With new 65mm footage and a musical score that heightens the tension – even knowing the outcome – we find ourselves holding our breath or exclaiming in awe just as we did in 1969 when Neil Armstrong and Buzz Aldrin left their space module to set foot on the lunar surface while Michael Collins piloted the command module that would get them safely back to earth.
Miller shows us, with archival film and commentary from the day, what a huge team effort the moon landing was. It took hundreds at their stations dealing with thousands of tiny details for an incredibly complex feat of engineering and manufacture, of precision calculations and maneuvering, and of just plain guts, to make it happen. And for a few days the world held its breath and looked to the skies.
Only hinted at briefly as TV news was the bitterly divided state of the nation. The year before, 1968, saw cops and radicals killing each other; Chicago police breaking heads at the 1968 Democratic Convention; reformers like Rev. Martin Luther King Jr. and Robert Kennedy, and perceived establishment threats like Malcolm X, cut down by assassin’s bullets; urban ghettoes exploding in justified rage; the Weather Underground trying to manufacture rage with window-smashing and bombs.
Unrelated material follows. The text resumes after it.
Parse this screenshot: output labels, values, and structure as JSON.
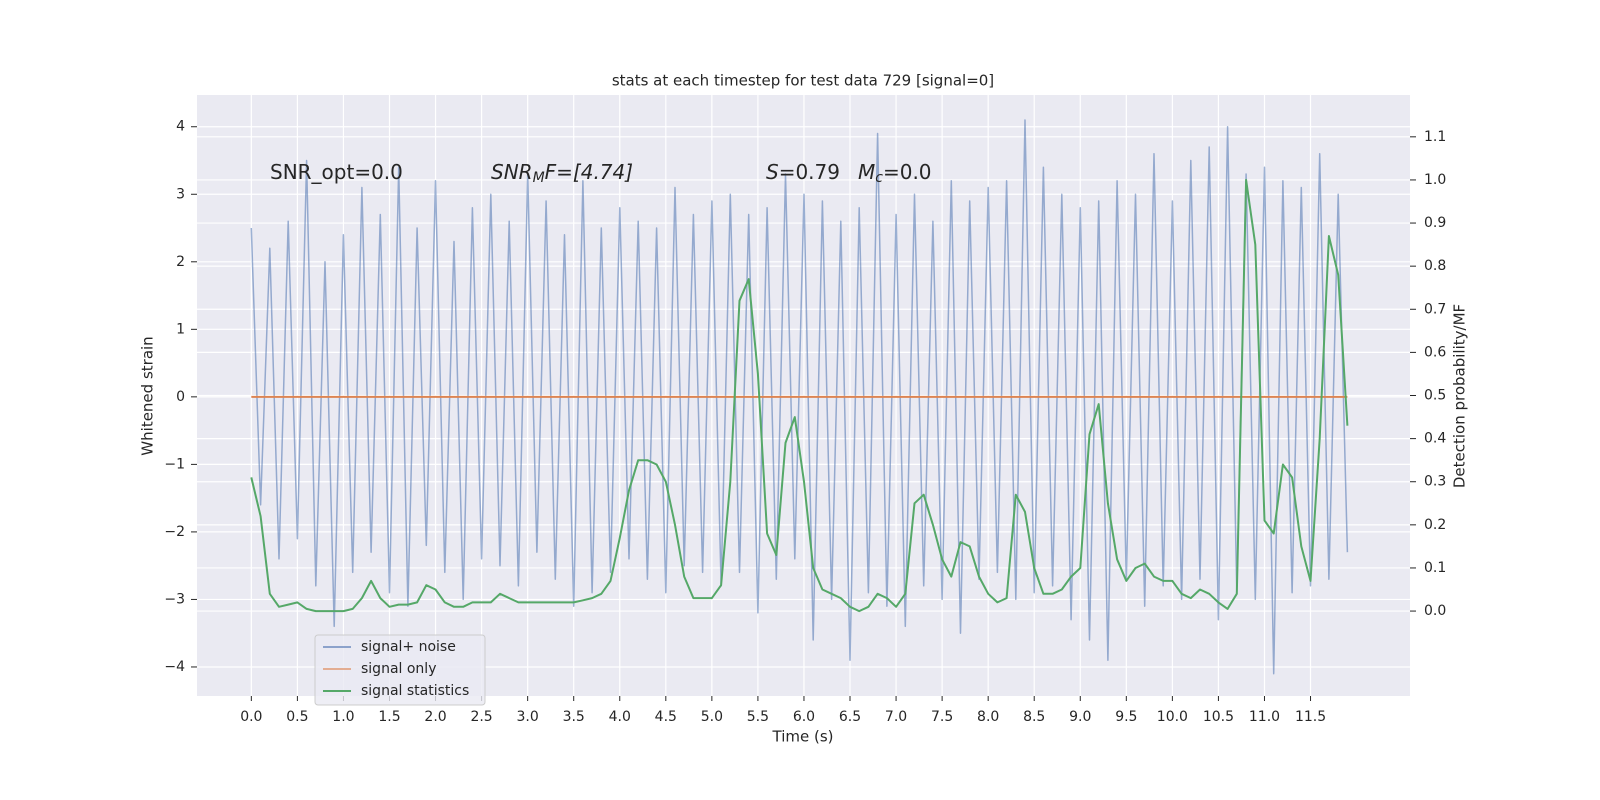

African Americans – noticeably absent from the NASA work force – were still struggling to see the Civil Rights Acts implemented, and militant groups like the Black Panthers came under deadly police attacks. Women, also largely absent from the NASA teams, were uniting to challenge anti-abortion laws. Police attacks on patrons at the Stonewall Inn in New York launched the Gay Rights movement. Marches against the war in Vietnam were mobilizing hundreds of thousands of Americans to take to the streets in peaceful protest. Even pop music was polarized between Ballad of the Green Berets and Eve of Destruction.
But for a moment that July, all the division and anger was set aside as earthlings walked on the moon. It was, as Neil Armstrong said when he stepped off the spacecraft’s ladder onto the lunar surface, “One small step for man; one giant leap for mankind.” There are lessons in the Apollo 11 story for all of us 50 years later.
The commitment to put a human on the moon came from a Democratic president, John F. Kennedy, and was realized under a Republican, Richard M. Nixon. Thousands of people of all or no politics were involved in the project, and the success of the moon landing showed the world – and more importantly ourselves – that if we set our minds to it we can do the seemingly impossible. Working together, even in polarized and contentious times, we can do it. That is worth remembering.